Merge into 4.6 : maddhidi4-4.6 : Code : Linaro GCC

Status:	Superseded
Proposed branch:	lp:~ams-codesourcery/gcc-linaro/maddhidi4-4.6
Merge into:	lp:gcc-linaro/4.6
Diff against target:	346 lines (+260/-0) (has conflicts) 9 files modified ChangeLog.linaro (+35/-0) gcc/config/arm/arm.md (+63/-0) gcc/doc/md.texi (+17/-0) gcc/simplify-rtx.c (+84/-0) gcc/testsuite/gcc.target/arm/mla-2.c (+9/-0) gcc/testsuite/gcc.target/arm/smlaltb-1.c (+13/-0) gcc/testsuite/gcc.target/arm/smlaltt-1.c (+13/-0) gcc/testsuite/gcc.target/arm/smlatb-1.c (+13/-0) gcc/testsuite/gcc.target/arm/smlatt-1.c (+13/-0) Text conflict in ChangeLog.linaro
To merge this branch:	bzr merge lp:~ams-codesourcery/gcc-linaro/maddhidi4-4.6
Related bugs:	Link a bug report

Reviewer	Review Type	Date Requested	Status
Linaro Toolchain Builder		2011-05-18	Needs Fixing on 2011-05-19
Review via email: mp+61410@code.launchpad.net

This proposal has been superseded by a proposal from 2011-06-02.

Description of the change

A target-independent patch for improving combine of HImode to DImode mulitply-and-accumulate.
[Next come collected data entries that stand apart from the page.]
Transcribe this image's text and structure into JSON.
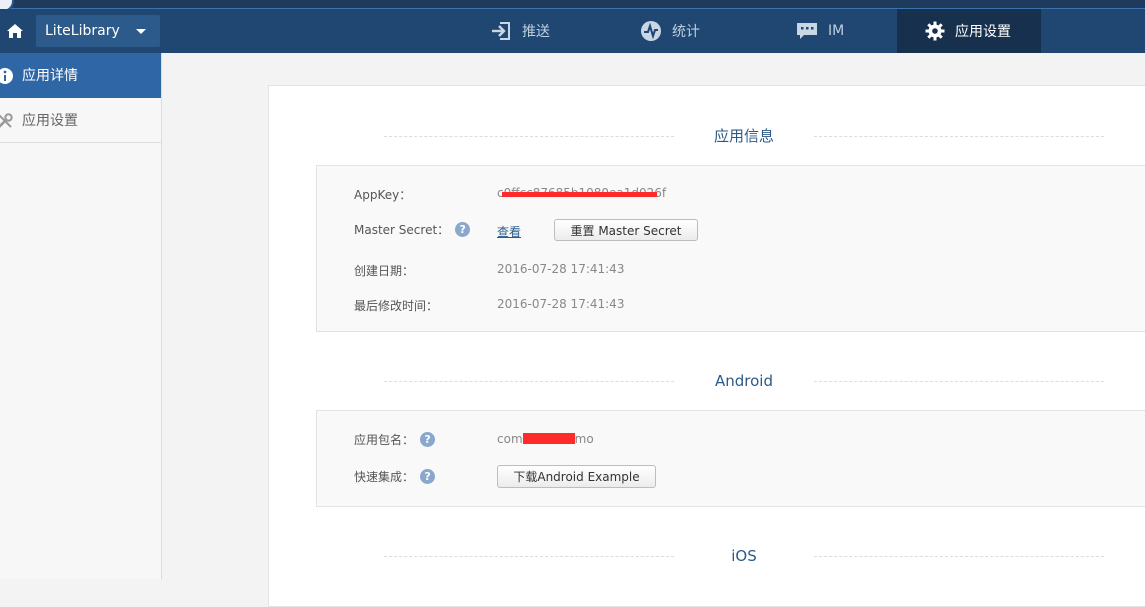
{
  "header": {
    "app_name": "LiteLibrary",
    "nav": [
      {
        "label": "推送",
        "icon": "push-icon"
      },
      {
        "label": "统计",
        "icon": "stats-icon"
      },
      {
        "label": "IM",
        "icon": "chat-icon"
      },
      {
        "label": "应用设置",
        "icon": "gear-icon"
      }
    ],
    "active_nav": "应用设置"
  },
  "sidebar": {
    "items": [
      {
        "label": "应用详情",
        "icon": "info-icon",
        "active": true
      },
      {
        "label": "应用设置",
        "icon": "tools-icon",
        "active": false
      }
    ]
  },
  "app_info": {
    "title": "应用信息",
    "appkey_label": "AppKey：",
    "appkey_value": "c0ffcc87685b1080ea1d026f",
    "master_secret_label": "Master Secret：",
    "view_link": "查看",
    "reset_button": "重置 Master Secret",
    "created_label": "创建日期：",
    "created_value": "2016-07-28 17:41:43",
    "modified_label": "最后修改时间：",
    "modified_value": "2016-07-28 17:41:43"
  },
  "android": {
    "title": "Android",
    "package_label": "应用包名：",
    "package_value_prefix": "com",
    "package_value_suffix": "mo",
    "quick_label": "快速集成：",
    "download_button": "下载Android Example"
  },
  "ios": {
    "title": "iOS"
  },
  "colors": {
    "topbar": "#1f4772",
    "active_nav": "#17304d",
    "sidebar_active": "#2e66a6",
    "accent_text": "#2c5a86",
    "redaction": "#ff2a2a"
  }
}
I've posted this patch upstream here:

http://<email address hidden>/msg05794.html

I'm waiting for upstream review, so I've submitted this merge proposal mostly to get the patch tested.

Revision history for this message

Linaro Toolchain Builder (cbuild) wrote on 2011-05-18:

#

cbuild has taken a snapshot of this branch at r106750 and queued it for build.

The snapshot is available at:
http://ex.seabright.co.nz/snapshots/gcc-linaro-4.6+bzr106750~ams-codesourcery~maddhidi4-4.6.tar.xdelta3.xz

and will be built on the following builders:
a9-builder i686 x86_64

You can track the build queue at:
http://ex.seabright.co.nz/helpers/scheduler

cbuild-snapshot: gcc-linaro-4.6+bzr106750~ams-codesourcery~maddhidi4-4.6
cbuild-ancestor: lp:gcc-linaro/4.6+bzr106749
cbuild-state: check

Revision history for this message

Linaro Toolchain Builder (cbuild) wrote on 2011-05-19:

#

cbuild had trouble building this on i686-lucid-cbuild117-scorpius-i686r1.
See the following failure logs:
failed.txt gcc-build-failed.txt

under the build results at:
http://ex.seabright.co.nz/build/gcc-linaro-4.6+bzr106750~ams-codesourcery~maddhidi4-4.6/logs/i686-lucid-cbuild117-scorpius-i686r1

The test suite was not checked as this build has no .sum style test results

cbuild-checked: i686-lucid-cbuild117-scorpius-i686r1

review: Needs Fixing

Revision history for this message

Linaro Toolchain Builder (cbuild) wrote on 2011-05-19:

#

cbuild had trouble building this on x86_64-maverick-cbuild117-crucis-x86_64r1.
See the following failure logs:
failed.txt gcc-build-failed.txt

under the build results at:
http://ex.seabright.co.nz/build/gcc-linaro-4.6+bzr106750~ams-codesourcery~maddhidi4-4.6/logs/x86_64-maverick-cbuild117-crucis-x86_64r1

The test suite was not checked as this build has no .sum style test results

cbuild-checked: x86_64-maverick-cbuild117-crucis-x86_64r1

review: Needs Fixing

Revision history for this message

Michael Hope (michaelh1) wrote on 2011-05-19:

#

The i686 and x86_64 build show similar errors so the fault is probably real.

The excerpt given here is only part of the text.